How can you tell if ginger is old?
As with any other kind of food, ginger goes stale over time.
The same principles apply:
Check the color, shape, and condition of the package, and make sure the ginger has been kept in a cool environment.
However, unlike other kinds of food, ginger tends to stay fresh longer than other produce.
You can actually eat ginger that’s a year old without worrying about spoilage.
Still, you should never buy ginger that’s beyond its expiration date, since it’s likely past its prime.
How can you tell if ginger is spoiled?
Spoiled ginger usually has a foul odor and a disagreeable texture.
If you’re unsure whether the ginger is still edible, you can always test it by chewing a small amount.
If the flesh has lost its firmness and breaks apart easily, then it’s definitely rotten.
The same goes for moldy ginger.
Japanese Beef Curry Recipe
Ingredients
- Boneless beef
- Soy sauce
- Sugar
- Sake
- Ginger
- Garlic
- Green onion
- Pepper
- Sesame oil
- Carrots
- Potatoes
Instructions
- Cook the beef cubes in a large pot and transfer them to a plate once they are cooked.
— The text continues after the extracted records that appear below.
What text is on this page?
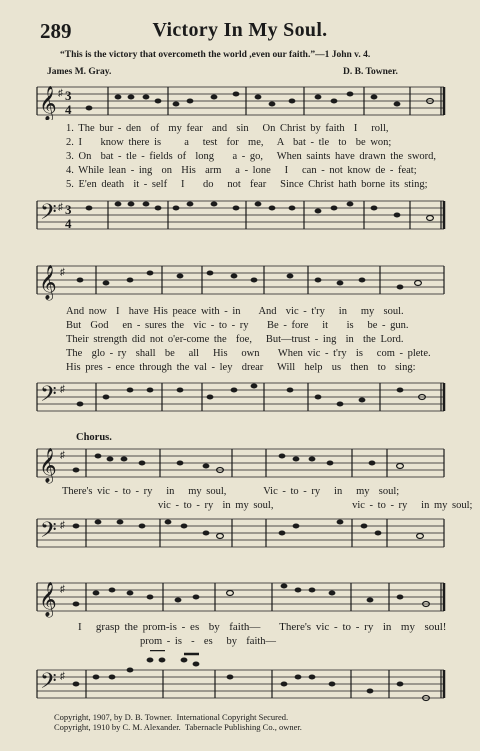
289	Victory In My Soul.
“This is the victory that overcometh the world ,even our faith.”—1 John v. 4.
James M. Gray.	D. B. Towner.
𝄞 ♯ 3
4
1. The bur - den  of  my fear  and  sin   On Christ by faith  I   roll,
2. I    know there is     a   test  for  me,   A  bat - tle  to  be won;
3. On  bat - tle - fields of  long    a - go,   When saints have drawn the sword,
4. While lean - ing  on  His  arm   a - lone   I   can - not know de - feat;
5. E'en death  it - self   I    do   not  fear   Since Christ hath borne its sting;
𝄢 ♯ 3
4
𝄞 ♯
And now  I  have His peace with - in    And  vic - t'ry   in   my  soul.
But  God   en - sures the  vic - to - ry    Be - fore   it    is   be - gun.
Their strength did not o'er-come the  foe,   But—trust - ing  in  the Lord.
The  glo - ry  shall  be   all   His   own    When vic - t'ry  is   com - plete.
His pres - ence through the val - ley  drear   Will  help  us  then  to  sing:
𝄢 ♯
Chorus.
𝄞 ♯
There's vic - to - ry   in   my soul,        Vic - to - ry   in   my  soul;
vic - to - ry  in my soul,                 vic - to - ry   in my soul;
𝄢 ♯
𝄞 ♯
I   grasp the prom-is - es  by  faith—    There's vic - to - ry  in  my  soul!
prom - is  -  es   by  faith—
𝄢 ♯
Copyright, 1907, by D. B. Towner.  International Copyright Secured.
Copyright, 1910 by C. M. Alexander.  Tabernacle Publishing Co., owner.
- Add onions to the pot and cook them until tender.
- Stir in garlic, ginger and grated apple and cook for two minutes.
- Sift flour and stir.
- Add carrots, potatoes and spices and stir.
- Add tomato paste and red wine and bring to a boil.
- Stir in sugar, soy sauce and water and bring to a boil.
- Return the beef to the pot, cover and simmer for half an hour.
- Remove the lid and cook for an additional 30 minutes.